Arcadius miró fijamente a Mazarine con actitud inquisidora. Ella negó con la cabeza.
—Señor… —el orfebre levantó la mano—. Hay otras soluciones que jamás se han contemplado en nuestras asambleas. En lugar de tomar cartas en el asunto nos hemos dedicado a llorar nuestra herida. Durante siglos, en todo el mundo ha existido el tráfico de reliquias. Al igual que el de obras de arte robadas, es un hecho que se practica en la más absoluta clandestinidad. Es probable que el cuerpo de Sienna haya sido víctima de ese aberrante comercio y haya acabado convertido en piezas sueltas vendidas al mejor postor.
—Lo dudo. Por alguno de los muchos conductos, nos habría llegado alguna pista. Pero… continúa, Sebastián.
—Hoy tenemos aquí a un primo mío —el joyero señaló a Arcadius—, también de los nuestros, que anoche llegó de Toulouse. Es coleccionista de arte y pertenece al gremio de los anticuarios de nuestro país.
Arcadius hizo una pequeña reverencia.
—¿Qué tienes que decirnos, fraterno?
—Con todos mis respetos, pienso que estáis confundidos respecto a la chica. Deberíamos cambiar la búsqueda y dirigirla hacia el tráfico de reliquias.
—Eso sería buscar una aguja en un pajar.
—Es posible. Aunque… no creo que existan muchos cuerpos con las características que presenta nuestra santa.
—Claro que los hay. Se olvida de la cantidad de santos y mártires pertenecientes a la Iglesia católica que existen desperdigados por el mundo. Según los diarios secretos de nuestros antepasados, el cuerpo desapareció de este lugar en plena guerra mundial. Desde entonces han pasado muchos años.
—A pesar de ello, no es imposible encontrarlo —afirmó Arcadius, imprimiendo un toque rotundo a su voz.
El grupo comenzaba a excitarse con la propuesta. Un murmullo se fue extendiendo por el salón. Mazarine estaba completamente aterrada; acababa de reconocer entre los rostros encapuchados al tenebroso hombre de los ojos nublados que durante tantos días la había perseguido. Lentamente se fue alejando hasta situarse detrás de una columna.
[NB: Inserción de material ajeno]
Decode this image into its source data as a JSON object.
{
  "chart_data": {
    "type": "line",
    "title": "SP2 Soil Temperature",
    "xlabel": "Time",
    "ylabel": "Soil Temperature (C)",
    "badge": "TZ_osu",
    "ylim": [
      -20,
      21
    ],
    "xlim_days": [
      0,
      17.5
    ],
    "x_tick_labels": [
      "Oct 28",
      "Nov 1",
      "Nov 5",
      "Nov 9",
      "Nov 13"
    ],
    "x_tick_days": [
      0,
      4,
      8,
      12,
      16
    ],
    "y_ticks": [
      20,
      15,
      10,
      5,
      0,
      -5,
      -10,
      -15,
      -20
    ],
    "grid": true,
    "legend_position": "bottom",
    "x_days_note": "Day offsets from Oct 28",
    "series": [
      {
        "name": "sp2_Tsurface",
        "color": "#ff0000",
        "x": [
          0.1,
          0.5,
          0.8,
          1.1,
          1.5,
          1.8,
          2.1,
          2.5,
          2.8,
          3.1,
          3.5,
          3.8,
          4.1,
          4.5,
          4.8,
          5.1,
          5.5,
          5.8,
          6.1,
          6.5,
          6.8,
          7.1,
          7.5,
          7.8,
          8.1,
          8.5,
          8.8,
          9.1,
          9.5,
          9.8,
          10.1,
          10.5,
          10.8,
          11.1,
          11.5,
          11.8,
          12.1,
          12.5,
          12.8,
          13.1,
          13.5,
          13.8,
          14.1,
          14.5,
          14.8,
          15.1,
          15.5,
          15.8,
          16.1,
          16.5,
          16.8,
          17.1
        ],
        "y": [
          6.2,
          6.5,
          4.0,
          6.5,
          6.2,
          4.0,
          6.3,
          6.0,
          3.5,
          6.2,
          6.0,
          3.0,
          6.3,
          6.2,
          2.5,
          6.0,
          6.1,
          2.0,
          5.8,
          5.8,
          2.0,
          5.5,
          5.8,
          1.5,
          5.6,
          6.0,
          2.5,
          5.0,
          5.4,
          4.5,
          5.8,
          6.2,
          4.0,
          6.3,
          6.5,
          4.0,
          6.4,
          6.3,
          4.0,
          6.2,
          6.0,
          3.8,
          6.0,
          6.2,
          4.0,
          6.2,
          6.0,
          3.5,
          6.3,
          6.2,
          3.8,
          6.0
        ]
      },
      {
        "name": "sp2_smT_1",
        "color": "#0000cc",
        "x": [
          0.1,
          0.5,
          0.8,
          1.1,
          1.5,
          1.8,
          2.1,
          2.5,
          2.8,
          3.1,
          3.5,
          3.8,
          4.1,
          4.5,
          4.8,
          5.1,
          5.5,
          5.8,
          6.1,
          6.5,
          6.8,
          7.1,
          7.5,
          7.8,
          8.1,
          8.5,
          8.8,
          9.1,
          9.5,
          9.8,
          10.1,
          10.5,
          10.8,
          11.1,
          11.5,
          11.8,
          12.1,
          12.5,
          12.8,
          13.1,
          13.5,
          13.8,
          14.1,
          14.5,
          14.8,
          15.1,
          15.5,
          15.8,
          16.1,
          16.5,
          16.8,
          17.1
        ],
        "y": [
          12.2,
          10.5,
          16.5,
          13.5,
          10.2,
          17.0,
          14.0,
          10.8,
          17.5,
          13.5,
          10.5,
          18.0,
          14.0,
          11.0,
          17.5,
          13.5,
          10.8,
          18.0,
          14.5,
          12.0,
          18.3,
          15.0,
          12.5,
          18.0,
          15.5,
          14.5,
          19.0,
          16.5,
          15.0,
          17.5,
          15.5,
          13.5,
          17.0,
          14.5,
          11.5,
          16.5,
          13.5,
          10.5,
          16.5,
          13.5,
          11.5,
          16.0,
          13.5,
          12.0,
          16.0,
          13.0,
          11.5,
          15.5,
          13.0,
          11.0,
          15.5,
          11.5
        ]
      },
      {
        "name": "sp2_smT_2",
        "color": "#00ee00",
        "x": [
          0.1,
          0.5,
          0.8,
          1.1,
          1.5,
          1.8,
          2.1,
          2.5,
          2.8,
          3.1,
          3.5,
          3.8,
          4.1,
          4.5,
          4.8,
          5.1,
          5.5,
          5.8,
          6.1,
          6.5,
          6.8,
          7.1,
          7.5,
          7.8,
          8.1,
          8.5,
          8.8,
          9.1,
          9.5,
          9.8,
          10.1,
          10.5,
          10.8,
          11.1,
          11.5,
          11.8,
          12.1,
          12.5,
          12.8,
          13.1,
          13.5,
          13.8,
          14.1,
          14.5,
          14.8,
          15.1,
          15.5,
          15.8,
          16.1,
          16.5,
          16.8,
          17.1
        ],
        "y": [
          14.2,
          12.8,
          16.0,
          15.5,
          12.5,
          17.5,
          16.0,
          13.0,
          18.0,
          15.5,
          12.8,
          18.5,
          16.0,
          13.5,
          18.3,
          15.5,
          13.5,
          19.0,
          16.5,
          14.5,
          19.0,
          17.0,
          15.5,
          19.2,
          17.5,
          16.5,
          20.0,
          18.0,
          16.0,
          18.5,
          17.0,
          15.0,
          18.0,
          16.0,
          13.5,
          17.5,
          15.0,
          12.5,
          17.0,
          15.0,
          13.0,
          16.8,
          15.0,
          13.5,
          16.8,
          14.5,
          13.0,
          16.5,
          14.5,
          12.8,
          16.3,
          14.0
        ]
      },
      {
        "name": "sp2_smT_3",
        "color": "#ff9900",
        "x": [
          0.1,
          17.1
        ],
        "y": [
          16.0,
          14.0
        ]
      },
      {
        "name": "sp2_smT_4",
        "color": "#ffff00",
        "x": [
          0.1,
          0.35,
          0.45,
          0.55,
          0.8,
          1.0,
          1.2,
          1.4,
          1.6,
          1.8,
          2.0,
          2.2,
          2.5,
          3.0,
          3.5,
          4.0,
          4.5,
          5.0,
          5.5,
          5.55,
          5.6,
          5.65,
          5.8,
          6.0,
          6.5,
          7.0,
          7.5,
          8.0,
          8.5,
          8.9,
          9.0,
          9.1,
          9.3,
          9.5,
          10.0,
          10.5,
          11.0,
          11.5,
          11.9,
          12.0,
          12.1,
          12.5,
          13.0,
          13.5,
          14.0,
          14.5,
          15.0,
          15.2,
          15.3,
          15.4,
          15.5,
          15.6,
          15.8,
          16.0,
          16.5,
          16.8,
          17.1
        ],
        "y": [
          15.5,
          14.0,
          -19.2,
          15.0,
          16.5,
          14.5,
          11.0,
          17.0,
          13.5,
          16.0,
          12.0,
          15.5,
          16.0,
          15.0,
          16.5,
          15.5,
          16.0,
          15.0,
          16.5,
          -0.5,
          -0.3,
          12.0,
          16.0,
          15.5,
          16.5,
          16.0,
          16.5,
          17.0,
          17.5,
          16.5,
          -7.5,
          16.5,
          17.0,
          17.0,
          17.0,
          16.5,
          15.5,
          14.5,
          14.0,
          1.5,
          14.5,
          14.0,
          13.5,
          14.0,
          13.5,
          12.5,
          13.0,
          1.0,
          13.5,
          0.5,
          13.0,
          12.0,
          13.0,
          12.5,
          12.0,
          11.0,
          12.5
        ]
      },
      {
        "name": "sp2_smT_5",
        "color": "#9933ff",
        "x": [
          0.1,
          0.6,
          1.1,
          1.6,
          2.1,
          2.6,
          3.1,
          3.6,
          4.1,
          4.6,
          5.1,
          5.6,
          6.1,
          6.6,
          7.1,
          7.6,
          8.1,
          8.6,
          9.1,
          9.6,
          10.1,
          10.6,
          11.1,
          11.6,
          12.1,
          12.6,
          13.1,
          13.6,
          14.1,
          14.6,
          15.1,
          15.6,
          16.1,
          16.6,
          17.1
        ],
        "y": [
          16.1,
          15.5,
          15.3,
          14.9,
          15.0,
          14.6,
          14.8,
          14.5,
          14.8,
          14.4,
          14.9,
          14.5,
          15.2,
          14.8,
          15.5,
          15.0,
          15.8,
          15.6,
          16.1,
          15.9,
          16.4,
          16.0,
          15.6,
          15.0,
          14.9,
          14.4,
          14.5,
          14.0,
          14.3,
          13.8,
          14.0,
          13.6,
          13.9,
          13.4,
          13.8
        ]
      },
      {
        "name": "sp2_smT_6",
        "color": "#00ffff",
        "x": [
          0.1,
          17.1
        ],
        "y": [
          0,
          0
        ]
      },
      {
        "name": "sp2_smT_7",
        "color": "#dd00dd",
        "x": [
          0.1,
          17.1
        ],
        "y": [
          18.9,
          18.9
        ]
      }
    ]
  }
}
El guía de los Arts Amantis tomó de nuevo la palabra y las voces callaron.
—Tenemos que reconocer que la búsqueda que inició nuestro querido hermano Jérémie no ha dado los resultados deseados. Que las sencillas estrategias que planteamos han sido insuficientes e inútiles. Por lo tanto, si queremos avanzar en algo que no deja de ser un supuesto en el que yo no pondría demasiadas expectativas, vamos a tomar en cuenta la propuesta de Sebastien. Vosotros —señaló a Arcadius y al orfebre— os encargaréis de la búsqueda entre las mafias que comercian con reliquias y mártires; no está de más advertiros que la discreción es primordial. Tú —buscó a Flavien—, no vuelvas a aproximarte al pintor ni hagas ningún movimiento que pueda ponerlo en alerta. En cuanto a la chica —se dirigió a Ojos Nieblos— yo mismo me encargaré. Voy a hacerlo de una manera tan discreta que ni se va a enterar.